Entirely New Way To Study Brain Function Developed
Scientists at Duke University and the University of North Carolina have devised a chemical technique that promises to allow neuroscientists to discover the function of any population of neurons in an animal brain, and provide clues to treating and preventing brain disease.
"We have discovered a method in which systemic administration of an otherwise inert chemical to a mutant mouse selectively activates a single group of neurons," said James McNamara, M.D., chairman of the Duke Department of Neurobiology and co-senior author of the paper.
"Elaborating on this method promises to let scientists engineer different kinds of mutant mice in which single groups of neurons will be activated by this chemical, so scientists can understand the behaviors mediated by each of these groups."
Right now, most scientists gain knowledge of brain function by correlating brain activity with certain behaviors; connecting a damaged brain area with an observed loss of function; or activating entire brain structures invasively and observing the resulting behavior.
Knowing what a particular type of neuron in a specific brain region does will help researchers find the root of certain diseases so they can be effectively treated, said McNamara, an expert in epilepsy.
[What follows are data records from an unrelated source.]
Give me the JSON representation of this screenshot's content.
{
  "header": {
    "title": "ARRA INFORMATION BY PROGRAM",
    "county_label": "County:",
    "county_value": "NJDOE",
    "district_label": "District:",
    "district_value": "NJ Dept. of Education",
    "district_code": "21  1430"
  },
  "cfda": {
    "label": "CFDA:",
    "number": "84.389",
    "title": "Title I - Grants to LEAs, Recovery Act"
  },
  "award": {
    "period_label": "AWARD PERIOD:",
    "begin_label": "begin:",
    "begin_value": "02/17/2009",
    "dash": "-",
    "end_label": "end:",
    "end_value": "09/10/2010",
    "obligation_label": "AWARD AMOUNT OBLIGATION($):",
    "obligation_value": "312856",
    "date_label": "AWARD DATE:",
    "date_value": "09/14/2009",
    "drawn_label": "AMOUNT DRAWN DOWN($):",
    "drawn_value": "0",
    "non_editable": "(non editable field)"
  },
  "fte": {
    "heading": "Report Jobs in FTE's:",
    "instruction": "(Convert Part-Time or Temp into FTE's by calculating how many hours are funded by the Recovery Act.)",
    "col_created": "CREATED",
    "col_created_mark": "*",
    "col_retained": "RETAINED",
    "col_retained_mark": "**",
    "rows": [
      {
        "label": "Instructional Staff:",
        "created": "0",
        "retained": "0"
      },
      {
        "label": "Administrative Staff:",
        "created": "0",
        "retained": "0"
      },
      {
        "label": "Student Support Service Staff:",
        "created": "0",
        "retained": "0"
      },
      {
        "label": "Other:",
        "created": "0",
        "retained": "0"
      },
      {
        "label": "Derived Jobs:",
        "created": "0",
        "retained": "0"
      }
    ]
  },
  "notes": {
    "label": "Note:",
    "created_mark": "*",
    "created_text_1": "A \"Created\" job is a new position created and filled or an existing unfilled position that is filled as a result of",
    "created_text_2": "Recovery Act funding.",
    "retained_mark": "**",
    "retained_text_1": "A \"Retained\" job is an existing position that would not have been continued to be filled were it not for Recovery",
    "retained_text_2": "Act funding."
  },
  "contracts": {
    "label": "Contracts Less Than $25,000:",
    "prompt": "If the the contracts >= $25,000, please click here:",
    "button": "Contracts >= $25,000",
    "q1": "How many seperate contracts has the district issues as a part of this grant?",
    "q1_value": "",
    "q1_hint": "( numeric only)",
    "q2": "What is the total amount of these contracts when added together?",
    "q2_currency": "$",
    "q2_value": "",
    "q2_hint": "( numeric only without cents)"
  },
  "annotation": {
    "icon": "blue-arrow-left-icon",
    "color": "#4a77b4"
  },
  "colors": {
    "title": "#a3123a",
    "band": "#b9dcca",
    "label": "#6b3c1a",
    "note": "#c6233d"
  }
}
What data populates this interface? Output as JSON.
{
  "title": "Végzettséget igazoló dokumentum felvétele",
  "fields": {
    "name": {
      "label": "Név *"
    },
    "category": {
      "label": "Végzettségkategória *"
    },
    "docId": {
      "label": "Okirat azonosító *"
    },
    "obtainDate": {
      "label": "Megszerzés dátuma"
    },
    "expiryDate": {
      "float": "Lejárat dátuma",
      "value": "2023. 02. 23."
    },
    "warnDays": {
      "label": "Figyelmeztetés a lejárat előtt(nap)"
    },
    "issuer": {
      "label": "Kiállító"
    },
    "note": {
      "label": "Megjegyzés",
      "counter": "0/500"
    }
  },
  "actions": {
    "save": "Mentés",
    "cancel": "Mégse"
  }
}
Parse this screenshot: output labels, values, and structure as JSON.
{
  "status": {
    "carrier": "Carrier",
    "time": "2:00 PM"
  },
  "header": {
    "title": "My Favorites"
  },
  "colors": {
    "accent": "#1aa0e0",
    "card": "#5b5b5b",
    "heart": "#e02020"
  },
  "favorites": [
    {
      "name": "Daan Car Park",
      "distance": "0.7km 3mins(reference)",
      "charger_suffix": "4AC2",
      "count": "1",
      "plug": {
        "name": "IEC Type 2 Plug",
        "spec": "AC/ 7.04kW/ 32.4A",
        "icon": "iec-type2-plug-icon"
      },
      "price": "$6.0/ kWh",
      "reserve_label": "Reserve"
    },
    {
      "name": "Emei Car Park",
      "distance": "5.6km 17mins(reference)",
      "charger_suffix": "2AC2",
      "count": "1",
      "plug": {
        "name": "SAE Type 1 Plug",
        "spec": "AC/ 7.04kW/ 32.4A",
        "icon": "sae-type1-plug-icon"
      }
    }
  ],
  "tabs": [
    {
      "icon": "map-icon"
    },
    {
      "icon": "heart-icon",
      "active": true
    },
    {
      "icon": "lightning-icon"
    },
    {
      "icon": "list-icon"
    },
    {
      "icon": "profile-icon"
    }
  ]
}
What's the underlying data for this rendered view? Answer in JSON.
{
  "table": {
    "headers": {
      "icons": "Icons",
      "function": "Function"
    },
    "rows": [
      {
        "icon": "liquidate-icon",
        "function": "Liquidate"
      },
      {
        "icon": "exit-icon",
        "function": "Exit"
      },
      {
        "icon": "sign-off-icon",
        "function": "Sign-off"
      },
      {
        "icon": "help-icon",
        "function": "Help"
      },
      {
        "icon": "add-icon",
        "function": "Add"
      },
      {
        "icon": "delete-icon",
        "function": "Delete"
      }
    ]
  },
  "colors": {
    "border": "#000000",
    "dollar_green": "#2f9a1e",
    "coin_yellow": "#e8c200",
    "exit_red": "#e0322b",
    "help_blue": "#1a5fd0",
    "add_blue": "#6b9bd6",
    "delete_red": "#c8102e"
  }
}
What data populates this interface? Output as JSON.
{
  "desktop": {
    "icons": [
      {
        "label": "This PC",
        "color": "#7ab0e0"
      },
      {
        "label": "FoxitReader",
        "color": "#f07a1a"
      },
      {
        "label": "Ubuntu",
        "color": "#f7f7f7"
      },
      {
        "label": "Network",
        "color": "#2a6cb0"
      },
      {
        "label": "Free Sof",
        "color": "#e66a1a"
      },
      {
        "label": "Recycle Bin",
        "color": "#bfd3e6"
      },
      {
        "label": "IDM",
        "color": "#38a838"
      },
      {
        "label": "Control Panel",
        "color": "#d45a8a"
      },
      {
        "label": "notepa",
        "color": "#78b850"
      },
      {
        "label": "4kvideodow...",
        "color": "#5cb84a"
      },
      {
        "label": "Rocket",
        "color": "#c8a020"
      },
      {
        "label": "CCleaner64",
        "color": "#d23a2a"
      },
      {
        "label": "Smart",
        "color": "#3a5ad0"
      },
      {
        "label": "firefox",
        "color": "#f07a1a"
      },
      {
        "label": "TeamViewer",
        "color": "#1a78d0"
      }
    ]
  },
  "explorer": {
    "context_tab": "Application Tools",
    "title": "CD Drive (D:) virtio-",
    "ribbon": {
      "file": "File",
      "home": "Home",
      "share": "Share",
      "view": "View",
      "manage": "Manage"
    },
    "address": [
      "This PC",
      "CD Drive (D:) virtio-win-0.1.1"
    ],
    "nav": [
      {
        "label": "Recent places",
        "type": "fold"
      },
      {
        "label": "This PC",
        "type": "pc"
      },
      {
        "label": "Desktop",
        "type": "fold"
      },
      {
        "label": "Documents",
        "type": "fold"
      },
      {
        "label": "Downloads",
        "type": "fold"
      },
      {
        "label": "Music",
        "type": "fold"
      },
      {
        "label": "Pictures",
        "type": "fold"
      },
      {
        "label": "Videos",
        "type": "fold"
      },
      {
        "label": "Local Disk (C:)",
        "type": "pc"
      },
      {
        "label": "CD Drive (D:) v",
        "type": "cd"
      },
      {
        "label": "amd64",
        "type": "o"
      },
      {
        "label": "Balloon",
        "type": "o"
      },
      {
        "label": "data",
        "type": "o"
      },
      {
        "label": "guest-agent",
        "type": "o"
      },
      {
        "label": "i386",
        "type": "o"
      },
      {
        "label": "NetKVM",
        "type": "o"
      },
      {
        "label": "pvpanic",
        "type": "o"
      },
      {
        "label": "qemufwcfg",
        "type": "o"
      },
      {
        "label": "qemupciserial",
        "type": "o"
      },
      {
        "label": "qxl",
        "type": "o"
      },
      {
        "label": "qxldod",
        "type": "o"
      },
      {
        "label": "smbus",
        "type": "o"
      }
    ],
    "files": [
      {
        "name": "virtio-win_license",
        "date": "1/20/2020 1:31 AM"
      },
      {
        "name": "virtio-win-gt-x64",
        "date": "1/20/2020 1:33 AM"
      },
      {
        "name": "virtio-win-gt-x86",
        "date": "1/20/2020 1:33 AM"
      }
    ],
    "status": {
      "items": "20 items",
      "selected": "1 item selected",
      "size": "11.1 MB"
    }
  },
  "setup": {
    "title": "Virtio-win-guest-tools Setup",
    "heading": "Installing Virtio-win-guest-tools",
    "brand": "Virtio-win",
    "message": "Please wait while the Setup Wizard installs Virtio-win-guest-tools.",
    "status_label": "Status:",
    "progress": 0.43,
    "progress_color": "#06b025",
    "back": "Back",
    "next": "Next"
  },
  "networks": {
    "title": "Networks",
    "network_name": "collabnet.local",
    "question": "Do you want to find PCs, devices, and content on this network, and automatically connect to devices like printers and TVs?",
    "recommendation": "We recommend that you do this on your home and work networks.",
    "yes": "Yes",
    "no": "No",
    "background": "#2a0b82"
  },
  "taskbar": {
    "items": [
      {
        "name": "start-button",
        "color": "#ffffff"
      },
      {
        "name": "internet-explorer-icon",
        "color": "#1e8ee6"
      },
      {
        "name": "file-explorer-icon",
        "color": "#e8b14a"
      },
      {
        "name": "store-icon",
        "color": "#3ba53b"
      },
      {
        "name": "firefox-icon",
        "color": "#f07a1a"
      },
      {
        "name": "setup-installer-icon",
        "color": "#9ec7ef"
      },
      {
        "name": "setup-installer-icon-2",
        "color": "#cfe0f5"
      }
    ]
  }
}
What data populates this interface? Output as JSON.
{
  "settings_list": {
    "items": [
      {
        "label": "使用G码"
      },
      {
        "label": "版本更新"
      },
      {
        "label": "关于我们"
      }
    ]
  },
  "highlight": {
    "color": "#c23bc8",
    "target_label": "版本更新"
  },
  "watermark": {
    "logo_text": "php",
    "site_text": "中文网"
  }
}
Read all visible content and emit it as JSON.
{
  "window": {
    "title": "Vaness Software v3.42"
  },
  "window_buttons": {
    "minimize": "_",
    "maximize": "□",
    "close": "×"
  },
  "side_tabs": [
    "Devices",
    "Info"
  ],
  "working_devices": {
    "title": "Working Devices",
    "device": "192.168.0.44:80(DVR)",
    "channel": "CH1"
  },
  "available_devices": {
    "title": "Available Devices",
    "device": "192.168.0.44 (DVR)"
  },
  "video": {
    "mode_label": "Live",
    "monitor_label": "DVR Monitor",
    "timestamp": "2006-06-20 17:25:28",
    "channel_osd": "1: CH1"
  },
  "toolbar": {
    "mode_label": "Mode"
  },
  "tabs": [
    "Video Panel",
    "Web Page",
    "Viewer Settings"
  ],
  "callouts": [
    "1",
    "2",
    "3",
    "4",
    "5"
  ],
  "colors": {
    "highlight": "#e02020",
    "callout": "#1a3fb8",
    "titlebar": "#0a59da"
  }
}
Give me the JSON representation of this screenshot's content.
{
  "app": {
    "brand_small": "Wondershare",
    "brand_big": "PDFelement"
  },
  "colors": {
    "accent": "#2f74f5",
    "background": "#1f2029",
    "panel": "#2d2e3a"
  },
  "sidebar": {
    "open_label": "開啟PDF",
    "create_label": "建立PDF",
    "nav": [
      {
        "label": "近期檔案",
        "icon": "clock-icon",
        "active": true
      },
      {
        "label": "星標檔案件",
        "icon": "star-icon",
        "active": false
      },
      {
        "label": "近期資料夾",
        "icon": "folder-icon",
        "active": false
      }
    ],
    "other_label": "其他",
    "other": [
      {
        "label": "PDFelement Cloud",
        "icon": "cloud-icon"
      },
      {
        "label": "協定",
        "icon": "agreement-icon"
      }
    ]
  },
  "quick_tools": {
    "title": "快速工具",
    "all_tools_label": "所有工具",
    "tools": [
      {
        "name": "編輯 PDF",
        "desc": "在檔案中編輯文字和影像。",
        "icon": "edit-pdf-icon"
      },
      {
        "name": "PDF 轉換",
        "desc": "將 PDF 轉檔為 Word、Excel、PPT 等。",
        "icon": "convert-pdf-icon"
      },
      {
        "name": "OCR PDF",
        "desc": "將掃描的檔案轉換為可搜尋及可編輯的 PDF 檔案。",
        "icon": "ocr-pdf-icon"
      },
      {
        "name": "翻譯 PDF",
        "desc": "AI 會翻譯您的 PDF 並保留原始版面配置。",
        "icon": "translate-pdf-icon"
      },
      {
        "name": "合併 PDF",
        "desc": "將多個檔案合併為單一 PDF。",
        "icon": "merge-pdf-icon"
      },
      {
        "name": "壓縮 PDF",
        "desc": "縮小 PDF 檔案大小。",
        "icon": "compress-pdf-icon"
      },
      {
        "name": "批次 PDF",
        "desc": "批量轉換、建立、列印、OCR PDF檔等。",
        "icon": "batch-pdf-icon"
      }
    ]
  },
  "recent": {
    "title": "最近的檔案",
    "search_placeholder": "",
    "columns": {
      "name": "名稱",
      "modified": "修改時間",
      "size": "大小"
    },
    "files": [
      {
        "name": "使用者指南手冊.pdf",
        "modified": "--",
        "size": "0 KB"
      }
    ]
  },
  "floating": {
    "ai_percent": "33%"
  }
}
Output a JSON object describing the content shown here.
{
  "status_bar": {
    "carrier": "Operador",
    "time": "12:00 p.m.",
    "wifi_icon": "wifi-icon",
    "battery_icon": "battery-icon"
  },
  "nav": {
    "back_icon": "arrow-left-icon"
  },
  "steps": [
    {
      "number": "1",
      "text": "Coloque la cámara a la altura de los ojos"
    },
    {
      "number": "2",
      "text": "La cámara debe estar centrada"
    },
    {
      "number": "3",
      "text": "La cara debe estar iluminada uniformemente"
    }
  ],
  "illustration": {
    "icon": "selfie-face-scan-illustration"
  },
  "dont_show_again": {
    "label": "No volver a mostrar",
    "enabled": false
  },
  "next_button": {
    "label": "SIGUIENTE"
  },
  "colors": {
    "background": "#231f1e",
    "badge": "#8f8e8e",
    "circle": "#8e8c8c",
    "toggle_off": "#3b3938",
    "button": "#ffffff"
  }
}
He pointed out that the human brain contains billions of neurons that are organized into thousands of distinct groups that need to be studied.
Four years ago, co-senior author Bryan Roth, M.D., Ph.D., and colleagues at UNC set out to create a cell receptor activated by an inert drug, but not by anything else. "Basically we wanted to create a chemical switch," said Roth, who is the Michael Hooker Distinguished Professor of Pharmacology at UNC-Chapel Hill.
"We wanted to put this switch into neurons so we could selectively turn them on to study the brain," said Roth, who was trained as a psychiatrist. "At the time, this idea was science fiction."
They used yeast genetics to evolve a specific receptor that could react with a specific chemical, because yeast quickly produces new generations. "If the theory of evolution were not true, this experiment would not have worked," Roth added.
The lab then worked to create a similar receptor in mice. In the initial attempt to create mice that expressed the receptor, the lab targeted receptor expression to neurons in the hippocampus and cortex of the brain. The receptor was designed to be activated by the drug clozapine-N-oxide (CNO), which has no other effects on the mice and no effects on normal neurons, those without the receptor.